Explicação Histórica
A expressão 'oferta de manjares' (minchah, em hebraico) refere-se a uma oferta de alimentos, geralmente grãos moídos ou pães, apresentada a Deus. 'O que sobejar' (sha'ar, em hebraico) indica o que restava após a porção memorial ter sido queimada no altar. 'Coisa santíssima' (qodesh qodashim, em hebraico) é um termo que denota a mais alta categoria de santidade entre as ofertas, reservada para partes específicas dos sacrifícios que eram destinadas aos sacerdotes ou consumidas no santuário.
Interpretação Doutrinária
Este texto estabelece a provisão divina para os sacerdotes que serviam no Tabernáculo, ilustrando que o serviço a Deus deve ser sustentado por Deus mesmo.

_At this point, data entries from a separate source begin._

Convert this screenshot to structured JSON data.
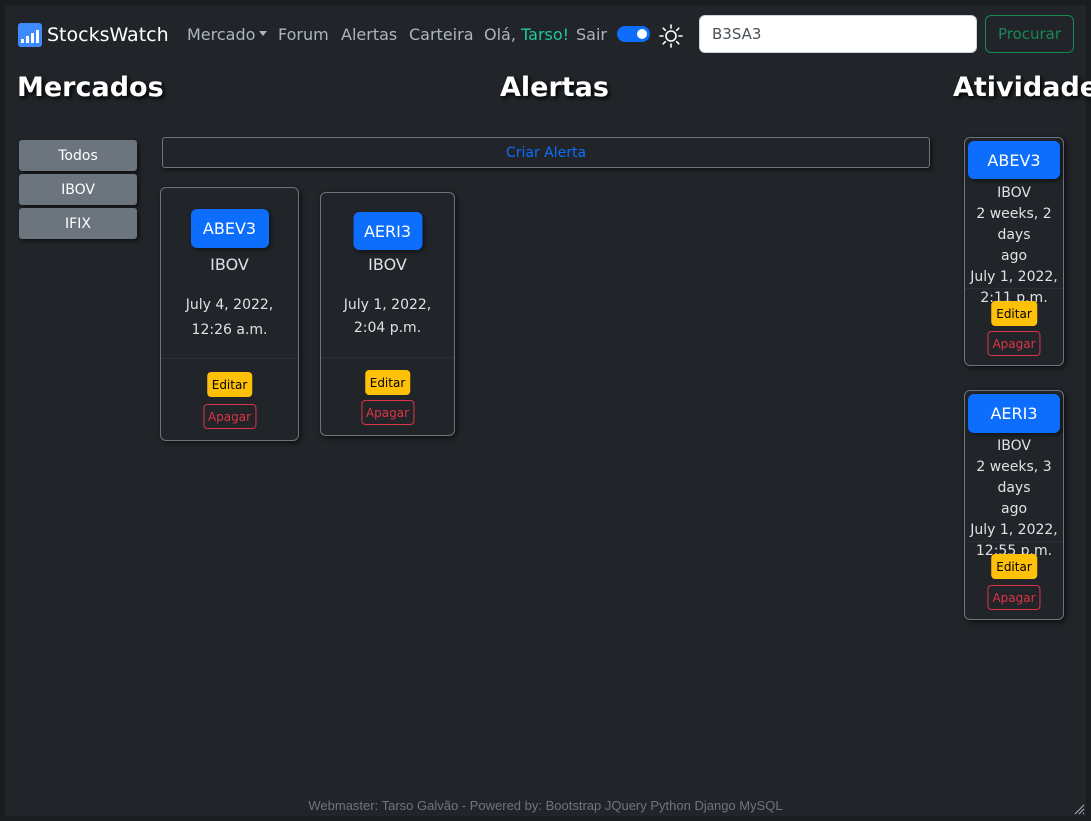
{
  "navbar": {
    "brand": "StocksWatch",
    "links": {
      "market": "Mercado",
      "forum": "Forum",
      "alerts": "Alertas",
      "wallet": "Carteira",
      "greeting": "Olá,",
      "user": "Tarso!",
      "logout": "Sair"
    },
    "search_value": "B3SA3",
    "search_button": "Procurar"
  },
  "headings": {
    "markets": "Mercados",
    "alerts": "Alertas",
    "activity": "Atividade"
  },
  "markets": [
    "Todos",
    "IBOV",
    "IFIX"
  ],
  "create_alert": "Criar Alerta",
  "alerts": [
    {
      "ticker": "ABEV3",
      "market": "IBOV",
      "date_line1": "July 4, 2022,",
      "date_line2": "12:26 a.m.",
      "edit": "Editar",
      "delete": "Apagar"
    },
    {
      "ticker": "AERI3",
      "market": "IBOV",
      "date_line1": "July 1, 2022,",
      "date_line2": "2:04 p.m.",
      "edit": "Editar",
      "delete": "Apagar"
    }
  ],
  "activity": [
    {
      "ticker": "ABEV3",
      "market": "IBOV",
      "ago_line1": "2 weeks, 2 days",
      "ago_line2": "ago",
      "date_line1": "July 1, 2022,",
      "date_line2": "2:11 p.m.",
      "edit": "Editar",
      "delete": "Apagar"
    },
    {
      "ticker": "AERI3",
      "market": "IBOV",
      "ago_line1": "2 weeks, 3 days",
      "ago_line2": "ago",
      "date_line1": "July 1, 2022,",
      "date_line2": "12:55 p.m.",
      "edit": "Editar",
      "delete": "Apagar"
    }
  ],
  "footer": "Webmaster: Tarso Galvão - Powered by: Bootstrap JQuery Python Django MySQL",
  "colors": {
    "background": "#212529",
    "primary": "#0d6efd",
    "warning": "#ffc107",
    "danger": "#dc3545",
    "success": "#198754",
    "teal": "#20c997"
  },
  "icons": {
    "brand": "signal-bars-icon",
    "theme": "sun-icon",
    "resize": "resize-grip-icon"
  }
}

A designação de partes das ofertas como 'santíssimas' reforça a santidade do sacerdócio e do serviço ministerial, bem como a necessidade de reverência e pureza no trato com as coisas de Deus. Em Cristo, o Sumo Sacerdote perfeito, temos acesso à santidade e à provisão eterna.
Aplicação Prática
Assim como os levitas e sacerdotes eram sustentados pelo povo e pelas ofertas, os obreiros que se dedicam ao ministério da Palavra e dos sacramentos merecem o sustento da igreja, conforme ensinado em 1 Coríntios 9:14. Devemos honrar aqueles que nos servem espiritualmente, reconhecendo que isso é agradável a Deus.
Precauções de Leitura
Não se deve interpretar este versículo fora do contexto do Antigo Testamento ou aplicá-lo literalmente a qualquer tipo de remuneração para ministros sem considerar os princípios do Novo Testamento sobre o sustento do evangelho e a mordomia cristã. A santidade aqui se refere ao ritual Mosaico, e a santidade cristã é obtida por meio da obra redentora de Cristo.